Jeremy Hackett, Tailor

This summer I'm thinking of spending a couple of days in the Norfolk Broads with friends, on a restored wherry. There are only seven or eight of these wonderful barges in the country. As I'm going to be on a boat, I thought I'd take one of the recent biographies of Nelson - although Wind in the Willows seems quite appropriate, too. I'm also off to the Isles of Scilly; somewhere we went on holiday when I was a child. I'm taking The Line of Beauty by Alan Hollinghurst, and Nancy Mitford's Love in a Cold Climate with me.

Georgina Chapman , Actress and fashion designer

This year is utterly hectic for me. I've just finished filming The Business with Nick Love and I have to attend to my fashion company as well as the film launch. So I'll consider myself lucky to get away for a weekend break to Sardinia in a small, quiet, very relaxing hotel that has its own beach and is just the most glorious place. It's the kind of hotel that even when it's full you feel like there is nobody else there. Every room is secluded so when you look outside you can't see anyone else and are in your own little world. The food is so fabulous that if I was able to stay for long I might have to be carried out. A short break like that can be so refreshing. I don't know how much time I'll have for books because even though it's my intention to read something worthy, I am absolutely addicted to Sudoku, I have been gone on it since a friend (who shall remain nameless) introduced it to me.

Timothy Everest, Tailor

I travel internationally a lot on business but my summer holiday this year will be a bucket-and-spade affair in Lydstep, near Tenby in Wales. We have a lot of family there so we often go with our two young daughters. I like walking down through the farm, across the golf course and along the beach into town. I've been to beautiful places all over the world for my business and I think this might be an age thing but I am now really enjoying our own seaside. The British coastline is beautiful and my children want very simple things from a holiday; just to be by the water and go round the farm.

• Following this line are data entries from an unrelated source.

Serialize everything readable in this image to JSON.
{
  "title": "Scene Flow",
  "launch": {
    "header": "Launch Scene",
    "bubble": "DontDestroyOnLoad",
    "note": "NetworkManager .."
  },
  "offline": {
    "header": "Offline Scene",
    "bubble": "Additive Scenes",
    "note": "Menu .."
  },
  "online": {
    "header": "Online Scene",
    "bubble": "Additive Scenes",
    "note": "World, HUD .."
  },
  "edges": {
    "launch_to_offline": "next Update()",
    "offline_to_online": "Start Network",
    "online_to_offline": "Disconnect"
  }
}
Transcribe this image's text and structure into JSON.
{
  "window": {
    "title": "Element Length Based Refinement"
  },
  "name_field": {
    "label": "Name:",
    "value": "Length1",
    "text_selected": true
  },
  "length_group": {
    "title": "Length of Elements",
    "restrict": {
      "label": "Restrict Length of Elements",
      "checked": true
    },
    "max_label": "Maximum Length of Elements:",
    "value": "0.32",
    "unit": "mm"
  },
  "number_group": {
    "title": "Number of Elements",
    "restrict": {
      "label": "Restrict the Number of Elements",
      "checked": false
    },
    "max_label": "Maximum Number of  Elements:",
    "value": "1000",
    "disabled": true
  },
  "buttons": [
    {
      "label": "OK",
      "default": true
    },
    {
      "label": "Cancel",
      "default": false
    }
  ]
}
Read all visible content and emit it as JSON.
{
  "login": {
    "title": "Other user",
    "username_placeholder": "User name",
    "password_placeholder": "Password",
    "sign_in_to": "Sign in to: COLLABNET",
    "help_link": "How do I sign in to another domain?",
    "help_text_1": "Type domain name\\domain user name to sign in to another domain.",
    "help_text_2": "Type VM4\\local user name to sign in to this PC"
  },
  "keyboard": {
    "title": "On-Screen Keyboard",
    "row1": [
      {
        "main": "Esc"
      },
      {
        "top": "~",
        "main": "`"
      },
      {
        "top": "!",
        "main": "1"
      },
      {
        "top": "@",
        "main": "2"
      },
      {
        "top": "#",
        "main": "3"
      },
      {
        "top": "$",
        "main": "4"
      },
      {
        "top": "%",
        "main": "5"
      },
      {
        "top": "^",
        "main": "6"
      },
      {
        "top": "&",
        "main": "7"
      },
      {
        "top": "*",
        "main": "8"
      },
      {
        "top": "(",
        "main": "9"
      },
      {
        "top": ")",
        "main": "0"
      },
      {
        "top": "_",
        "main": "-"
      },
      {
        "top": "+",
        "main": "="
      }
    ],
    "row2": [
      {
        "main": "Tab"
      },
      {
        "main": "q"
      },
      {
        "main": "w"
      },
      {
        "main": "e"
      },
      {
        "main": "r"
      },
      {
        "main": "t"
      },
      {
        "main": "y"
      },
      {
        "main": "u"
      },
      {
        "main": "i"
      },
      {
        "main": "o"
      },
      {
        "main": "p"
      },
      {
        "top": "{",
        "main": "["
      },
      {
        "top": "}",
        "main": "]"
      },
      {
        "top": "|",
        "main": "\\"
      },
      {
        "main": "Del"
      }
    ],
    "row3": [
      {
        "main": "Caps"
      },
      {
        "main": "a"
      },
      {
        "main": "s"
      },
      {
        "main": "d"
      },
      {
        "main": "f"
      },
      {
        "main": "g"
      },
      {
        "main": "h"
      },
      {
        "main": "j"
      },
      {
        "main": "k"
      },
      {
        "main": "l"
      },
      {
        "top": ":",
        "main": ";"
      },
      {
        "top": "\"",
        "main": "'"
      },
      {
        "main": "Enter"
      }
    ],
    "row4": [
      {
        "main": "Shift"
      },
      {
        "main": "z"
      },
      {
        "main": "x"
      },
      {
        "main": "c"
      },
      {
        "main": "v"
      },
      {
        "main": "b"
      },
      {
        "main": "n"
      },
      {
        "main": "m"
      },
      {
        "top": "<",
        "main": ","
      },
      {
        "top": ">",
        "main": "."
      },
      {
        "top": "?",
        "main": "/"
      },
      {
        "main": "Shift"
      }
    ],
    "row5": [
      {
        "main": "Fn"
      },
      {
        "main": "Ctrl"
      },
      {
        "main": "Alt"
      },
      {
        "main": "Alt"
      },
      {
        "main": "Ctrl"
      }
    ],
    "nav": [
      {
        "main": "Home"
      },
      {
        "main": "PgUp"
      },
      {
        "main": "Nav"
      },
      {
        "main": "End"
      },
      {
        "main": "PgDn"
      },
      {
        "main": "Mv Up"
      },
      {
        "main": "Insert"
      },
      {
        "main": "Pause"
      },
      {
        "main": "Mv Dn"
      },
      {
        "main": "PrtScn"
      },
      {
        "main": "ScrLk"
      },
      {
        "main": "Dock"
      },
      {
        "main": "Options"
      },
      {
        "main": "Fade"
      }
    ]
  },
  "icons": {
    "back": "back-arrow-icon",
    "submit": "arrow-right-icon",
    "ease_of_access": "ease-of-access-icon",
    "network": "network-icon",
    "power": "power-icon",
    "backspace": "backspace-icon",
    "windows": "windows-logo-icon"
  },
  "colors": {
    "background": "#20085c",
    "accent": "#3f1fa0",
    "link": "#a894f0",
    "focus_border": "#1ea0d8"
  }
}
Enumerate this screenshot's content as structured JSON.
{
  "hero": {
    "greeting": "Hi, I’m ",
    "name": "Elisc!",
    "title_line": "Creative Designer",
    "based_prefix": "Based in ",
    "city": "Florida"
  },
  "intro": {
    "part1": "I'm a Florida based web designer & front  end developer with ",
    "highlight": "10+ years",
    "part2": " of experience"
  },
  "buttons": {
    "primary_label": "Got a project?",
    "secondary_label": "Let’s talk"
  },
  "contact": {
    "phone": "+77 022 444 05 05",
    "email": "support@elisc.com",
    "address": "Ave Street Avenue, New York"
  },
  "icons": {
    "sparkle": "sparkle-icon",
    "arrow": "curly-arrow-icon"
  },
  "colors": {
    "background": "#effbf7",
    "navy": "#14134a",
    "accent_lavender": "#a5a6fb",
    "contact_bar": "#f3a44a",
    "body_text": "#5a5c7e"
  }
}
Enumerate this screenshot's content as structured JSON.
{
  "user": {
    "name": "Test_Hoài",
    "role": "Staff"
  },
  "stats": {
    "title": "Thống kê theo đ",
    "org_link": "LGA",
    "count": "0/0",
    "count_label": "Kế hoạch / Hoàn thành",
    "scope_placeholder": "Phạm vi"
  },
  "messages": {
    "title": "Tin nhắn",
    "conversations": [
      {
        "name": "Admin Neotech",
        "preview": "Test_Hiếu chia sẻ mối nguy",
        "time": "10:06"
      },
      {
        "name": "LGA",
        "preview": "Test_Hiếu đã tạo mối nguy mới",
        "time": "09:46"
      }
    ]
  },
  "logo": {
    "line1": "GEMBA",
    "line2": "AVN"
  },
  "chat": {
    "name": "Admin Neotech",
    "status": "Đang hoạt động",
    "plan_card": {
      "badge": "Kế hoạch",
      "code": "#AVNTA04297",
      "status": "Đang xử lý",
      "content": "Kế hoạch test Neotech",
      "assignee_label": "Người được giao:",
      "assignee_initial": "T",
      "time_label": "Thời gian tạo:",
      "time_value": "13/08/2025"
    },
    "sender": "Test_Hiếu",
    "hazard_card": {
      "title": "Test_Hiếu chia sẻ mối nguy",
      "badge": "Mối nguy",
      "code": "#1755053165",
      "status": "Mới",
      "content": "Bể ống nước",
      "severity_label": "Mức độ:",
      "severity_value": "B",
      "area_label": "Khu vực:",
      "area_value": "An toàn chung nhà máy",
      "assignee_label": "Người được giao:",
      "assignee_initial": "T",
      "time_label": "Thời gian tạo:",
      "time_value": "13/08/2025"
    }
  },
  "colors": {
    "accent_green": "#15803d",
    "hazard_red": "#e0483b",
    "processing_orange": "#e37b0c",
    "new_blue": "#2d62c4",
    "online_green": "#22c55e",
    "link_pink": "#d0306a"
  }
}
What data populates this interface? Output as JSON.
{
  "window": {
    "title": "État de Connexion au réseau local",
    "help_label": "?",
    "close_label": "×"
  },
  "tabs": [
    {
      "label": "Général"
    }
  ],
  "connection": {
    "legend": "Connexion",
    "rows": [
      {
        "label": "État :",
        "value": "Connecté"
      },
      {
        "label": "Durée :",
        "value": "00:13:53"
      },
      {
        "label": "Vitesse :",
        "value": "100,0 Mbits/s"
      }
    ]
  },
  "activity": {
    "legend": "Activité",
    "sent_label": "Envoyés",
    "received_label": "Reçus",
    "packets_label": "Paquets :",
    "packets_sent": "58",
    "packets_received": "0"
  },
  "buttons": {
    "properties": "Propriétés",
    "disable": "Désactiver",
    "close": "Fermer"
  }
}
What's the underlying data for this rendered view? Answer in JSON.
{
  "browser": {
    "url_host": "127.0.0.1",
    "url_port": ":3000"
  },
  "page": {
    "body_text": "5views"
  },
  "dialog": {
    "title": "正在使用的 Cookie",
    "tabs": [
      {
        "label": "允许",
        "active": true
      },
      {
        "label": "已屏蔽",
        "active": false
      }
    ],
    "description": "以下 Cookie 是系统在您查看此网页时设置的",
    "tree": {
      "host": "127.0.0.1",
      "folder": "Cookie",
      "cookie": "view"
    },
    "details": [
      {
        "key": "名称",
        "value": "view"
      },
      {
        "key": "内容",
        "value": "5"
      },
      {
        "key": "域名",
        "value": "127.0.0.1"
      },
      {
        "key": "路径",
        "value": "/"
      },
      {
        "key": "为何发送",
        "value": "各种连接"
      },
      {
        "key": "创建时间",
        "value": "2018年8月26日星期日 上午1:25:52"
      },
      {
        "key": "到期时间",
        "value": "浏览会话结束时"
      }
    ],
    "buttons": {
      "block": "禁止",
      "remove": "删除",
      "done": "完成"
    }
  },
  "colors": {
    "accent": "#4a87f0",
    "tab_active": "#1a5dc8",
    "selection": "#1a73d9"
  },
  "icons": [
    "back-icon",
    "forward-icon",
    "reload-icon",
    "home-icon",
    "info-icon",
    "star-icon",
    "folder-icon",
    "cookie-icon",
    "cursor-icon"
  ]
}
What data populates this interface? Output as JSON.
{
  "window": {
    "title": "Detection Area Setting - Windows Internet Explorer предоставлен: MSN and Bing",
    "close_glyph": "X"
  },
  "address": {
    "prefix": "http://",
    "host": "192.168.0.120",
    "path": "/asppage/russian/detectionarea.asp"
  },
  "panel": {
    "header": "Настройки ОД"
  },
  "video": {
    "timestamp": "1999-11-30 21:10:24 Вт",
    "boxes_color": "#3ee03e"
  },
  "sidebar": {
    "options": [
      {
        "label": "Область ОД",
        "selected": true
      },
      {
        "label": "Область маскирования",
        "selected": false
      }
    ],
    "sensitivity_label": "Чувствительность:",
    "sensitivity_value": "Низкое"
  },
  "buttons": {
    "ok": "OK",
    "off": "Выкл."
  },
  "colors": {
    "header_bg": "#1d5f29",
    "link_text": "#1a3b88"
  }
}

We'll also visit Caldey Island, which has an amazing turn-of-the-century monastery. You come through trees and there's this big monastery there, quite odd. I'm not a big reader but I'm sure I will be bedtime-reading the new Harry Potter with the girls.

Terry Pratchett, Author

No holiday this summer, too much to do. Anyway, a holiday from what? I always write more when I'm away from the office. I intend to laze, if there's time. I shall be mostly reading: Flashman on the March, by George MacDonald Fraser. I've read them all. He's getting on a bit in this one; I do hope he can keep his spirits up. Also: London Labour and the London Poor. I read it years ago; real life on the Dickensian streets. Stranger than fantasy. Finally, there's William Lewins's 1865 Her Majesty's Mails. Thank you, Hay-on-Wye, for this wonderful history of the early Post Office, when overnight delivery was considered a miracle. I won't make the obvious gag.

John Carey, Author

We're going to Gascony this summer. It's such a beautiful region; there are lots of wonderful, medieval villages. We visited two years ago for a walking holiday but this time we're taking a car too so that we can see more of the country. For reading matter I shall be taking the latest Ian McEwan, Saturday, and the new Julian Barnes, Arthur & George. I feel a bit behind at the moment: they're both authors whom I try to read everything of - up until the holiday I don't get a chance.

Maggie O'Farrell, Author

I'm going to Lyme Regis where I intend to eat fish and chips, make sandcastles with my son and swim in the sea. It has a steeply banked beach just off the promenade which has clear water and a long stretch of sand. I plan to read Jeremy Gavron's An Acre of Barren Ground. I loved his previous books and this one promises to be just as brilliant. I'm also taking Kate Atkinson's Case Histories. And I'll stock up on books there as The Bookshop on Marine Parade is one of the best second-hand bookshops in the country.